= Èlizbar Nadaraya =

Georgian mathematician who developed a kernel regression method

Èlizbar Nadaraya is a Georgian mathematician who is currently a Full Professor and the Chair of the Theory of Probability and Mathematical Statistics at the Tbilisi State University. He developed the Nadaraya-Watson estimator along with Geoffrey Watson, which proposes estimating the conditional expectation of a random variable as a locally weighted average using a kernel as a weighting function.

Nadaraya was born in 1936 in Khobi, Georgia.

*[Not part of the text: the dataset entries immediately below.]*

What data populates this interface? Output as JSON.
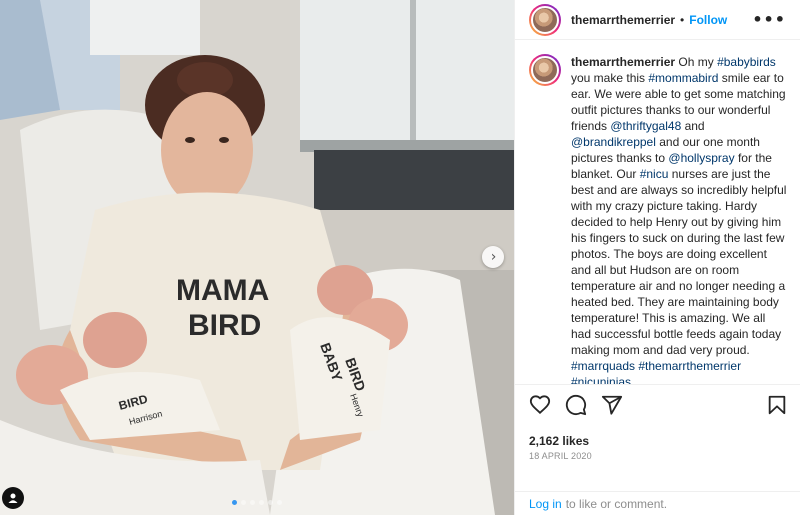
{
  "post": {
    "username": "themarrthemerrier",
    "separator": "•",
    "follow_label": "Follow",
    "more_icon": "more-options-icon",
    "more_glyph": "•••"
  },
  "caption": {
    "username": "themarrthemerrier",
    "segments": [
      {
        "t": " Oh my ",
        "k": "text"
      },
      {
        "t": "#babybirds",
        "k": "link"
      },
      {
        "t": " you make this ",
        "k": "text"
      },
      {
        "t": "#mommabird",
        "k": "link"
      },
      {
        "t": " smile ear to ear. We were able to get some matching outfit pictures thanks to our wonderful friends ",
        "k": "text"
      },
      {
        "t": "@thriftygal48",
        "k": "link"
      },
      {
        "t": " and ",
        "k": "text"
      },
      {
        "t": "@brandikreppel",
        "k": "link"
      },
      {
        "t": " and our one month pictures thanks to ",
        "k": "text"
      },
      {
        "t": "@hollyspray",
        "k": "link"
      },
      {
        "t": " for the blanket. Our ",
        "k": "text"
      },
      {
        "t": "#nicu",
        "k": "link"
      },
      {
        "t": " nurses are just the best and are always so incredibly helpful with my crazy picture taking. Hardy decided to help Henry out by giving him his fingers to suck on during the last few photos. The boys are doing excellent and all but Hudson are on room temperature air and no longer needing a heated bed. They are maintaining body temperature! This is amazing. We all had successful bottle feeds again today making mom and dad very proud. ",
        "k": "text"
      },
      {
        "t": "#marrquads",
        "k": "link"
      },
      {
        "t": " ",
        "k": "text"
      },
      {
        "t": "#themarrthemerrier",
        "k": "link"
      },
      {
        "t": " ",
        "k": "text"
      },
      {
        "t": "#nicuninjas",
        "k": "link"
      }
    ]
  },
  "photo": {
    "shirt_text_line1": "MAMA",
    "shirt_text_line2": "BIRD",
    "baby_shirt_text1": "BABY",
    "baby_shirt_text2": "BIRD",
    "baby_shirt_text3": "Henry",
    "baby_shirt_text4": "BIRD",
    "baby_shirt_text5": "Harrison",
    "carousel": {
      "count": 6,
      "active_index": 0
    },
    "next_icon": "chevron-right-icon",
    "next_glyph": "›",
    "user_tag_icon": "person-tag-icon"
  },
  "actions": {
    "like_icon": "heart-icon",
    "comment_icon": "comment-icon",
    "share_icon": "share-icon",
    "save_icon": "bookmark-icon"
  },
  "likes": "2,162 likes",
  "date": "18 APRIL 2020",
  "footer": {
    "login_link": "Log in",
    "login_rest": "to like or comment."
  },
  "colors": {
    "accent": "#0095f6",
    "link": "#00376b",
    "muted": "#8e8e8e",
    "active_dot": "#3797f0"
  }
}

He received his doctoral degree from the V.I. Romanovski Institute of Mathematics, Tashkent in 1981. He has since co-authored over 120 publications including 5 textbooks in the area of probability and statistics.

==Most cited publications==

===Book===
- E. A. Nadaraya, Nonparametric Estimation of Probability Densities and Regression Curves Springer, 1989 Nonparametric Estimation of Probability Densities and Regression Curves ISBN 978-90-277-2757-2 (Cited 319 times, according to Google Scholar.)

===Journal articles===
- Nadaraya EA. On estimating regression. Theory of Probability & Its Applications. 1964;9(1):141-2. (Cited 4408 times, according to Google Scholar )
- Nadaraya, E.A., 1965. On non-parametric estimates of density functions and regression curves. Theory of Probability & Its Applications, 10(1), pp. 186–190. (Cited 673 times, according to Google Scholar.)
- Nadaraya EA. Some new estimates for distribution functions. Theory of Probability & Its Applications. 1964;9(3):497-500. (Cited 329 times, according to Google Scholar.)